La pandemia di corona virus ha portato a galla allo stesso tempo sia i limiti del sistema capitalista che non era pronto ad affrontare un evento di tale portata, sia quelli di una sinistra completamente inadeguata a mettere a fuoco ciò che stava avvenendo negli ultimi mesi.
Durante il periodo di lockdown, infatti, molte analisi impressioniste sono state avanzate anche da alcuni settori della sinistre, dove si faceva riferimento a uno stato d’eccezione spesso seguito da un invito alla “ribellione” contro la quarantena.
Come sempre questi errori avvengono in seguito alla perdita totale di un approccio scientifico e materialista in favore di uno idealista piccolo borghese, che non tiene conto delle attuali condizioni in cui versa il capitalismo e di cosa questa pandemia abbia realmente significato per il sistema.
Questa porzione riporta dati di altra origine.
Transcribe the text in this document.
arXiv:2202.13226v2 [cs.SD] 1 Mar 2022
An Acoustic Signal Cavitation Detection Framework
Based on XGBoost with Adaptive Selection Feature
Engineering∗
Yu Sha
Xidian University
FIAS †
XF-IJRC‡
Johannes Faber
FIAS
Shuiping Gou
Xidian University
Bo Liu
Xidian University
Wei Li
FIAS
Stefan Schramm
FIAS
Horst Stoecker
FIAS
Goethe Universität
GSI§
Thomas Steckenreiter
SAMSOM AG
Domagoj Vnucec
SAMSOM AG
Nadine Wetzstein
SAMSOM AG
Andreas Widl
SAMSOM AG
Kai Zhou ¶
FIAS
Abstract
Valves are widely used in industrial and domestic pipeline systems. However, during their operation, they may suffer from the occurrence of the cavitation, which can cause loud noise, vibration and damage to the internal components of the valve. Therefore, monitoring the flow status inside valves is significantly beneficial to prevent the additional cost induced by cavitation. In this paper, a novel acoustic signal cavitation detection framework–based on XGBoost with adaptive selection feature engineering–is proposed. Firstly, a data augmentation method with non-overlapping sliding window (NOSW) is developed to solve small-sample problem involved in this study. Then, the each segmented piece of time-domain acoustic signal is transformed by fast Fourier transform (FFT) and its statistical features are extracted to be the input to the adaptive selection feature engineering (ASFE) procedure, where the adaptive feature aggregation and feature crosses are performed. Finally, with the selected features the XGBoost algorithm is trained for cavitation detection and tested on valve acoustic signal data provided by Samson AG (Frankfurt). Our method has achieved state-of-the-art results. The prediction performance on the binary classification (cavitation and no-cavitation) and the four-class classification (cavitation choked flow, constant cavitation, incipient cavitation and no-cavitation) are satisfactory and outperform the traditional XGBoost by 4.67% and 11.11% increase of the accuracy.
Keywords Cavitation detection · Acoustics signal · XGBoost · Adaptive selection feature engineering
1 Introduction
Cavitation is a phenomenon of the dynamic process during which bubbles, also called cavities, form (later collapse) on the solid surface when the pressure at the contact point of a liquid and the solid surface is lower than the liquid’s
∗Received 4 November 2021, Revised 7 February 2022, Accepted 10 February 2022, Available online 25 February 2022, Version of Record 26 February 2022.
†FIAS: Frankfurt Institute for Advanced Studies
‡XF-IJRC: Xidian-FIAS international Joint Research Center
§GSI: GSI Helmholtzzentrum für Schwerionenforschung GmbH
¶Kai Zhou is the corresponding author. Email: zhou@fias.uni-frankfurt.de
Pubblichiamo a riguardo il contributo del compagno argentino Jorge Altamira del Partido Obrero – Tendencia a questo dibattito.
Buona lettura.
Testo originale: https://politicaobrera.com/politicas/1634-estado-de-excepcion-estado-de-disolucion-estado-de-rebelion
Non appena si è estesa ai paesi europei, la tesi secondo cui la quarantena ha istituito un regime politico d’emergenza si è diffusa con più o meno successo. Il cosiddetto “stato di eccezione” si riferisce a un sistema di dominio che potrebbe essere più vicino o più lontano alla democrazia formale, perché fa riferimento allo sviluppo di una straordinaria capacità dello Stato per tutelare la vita individuale, con una relativa indipendenza delle caratteristiche delle sue istituzioni politiche. Nella caratterizzazione, una sinistra che si definisce “pluralista” e una destra che si considera liberale, convergono. In entrambi i casi emergono coloro che hanno chiamato a una “ribellione” contro la quarantena; in Argentina abbiamo avuto una discussione in difesa della quarantena confrontandoci con il FIT, all’estero l’insurrezione contro questa è stata guidata da Trump, Bolsonaro, l’inglese Johnson, l’italiano Salvini e Sebastián Piñera.
In realtà, lo “stato di emergenza” era rappresentato dal campo politico critico del cosiddetto “isolamento preventivo”. La difesa della libertà individuale o di circolazione in una pandemia può convenire alle classi sociali benestanti, mentre rappresenta una condanna a morte per i lavoratori delle masse più povere. Ancor più se si tiene conto della mancanza di tutela della salute delle maggioranze, soprattutto a causa dell’elevata privatizzazione del sistema sanitario dovuto alla distruzione del sistema pubblico. La coercizione statale a contenere una crisi sanitaria è relativamente progressista, in contrasto con l’abbandono del ruolo di rappresentante della “società in generale”, che lo Stato è obbligato a preservare, proprio a causa dell’antagonismo di classe di questa società. Un’altra cosa è, naturalmente, la reale capacità dello Stato di intraprendere una reale tutela della salute, in virtù del suo carattere di classe e del monopolio dei mezzi di produzione da parte della borghesia. La critica liberale dell’”isolamento progressivo”, in una pandemia, rivela il suo carattere reazionario, almeno nell’era della decadenza capitalistica. Come il “diritto al lavoro”, cioè il diritto ad essere sfruttato, il diritto alla vita è uno dei diritti che può e deve essere rivendicato di fronte allo Stato capitalista.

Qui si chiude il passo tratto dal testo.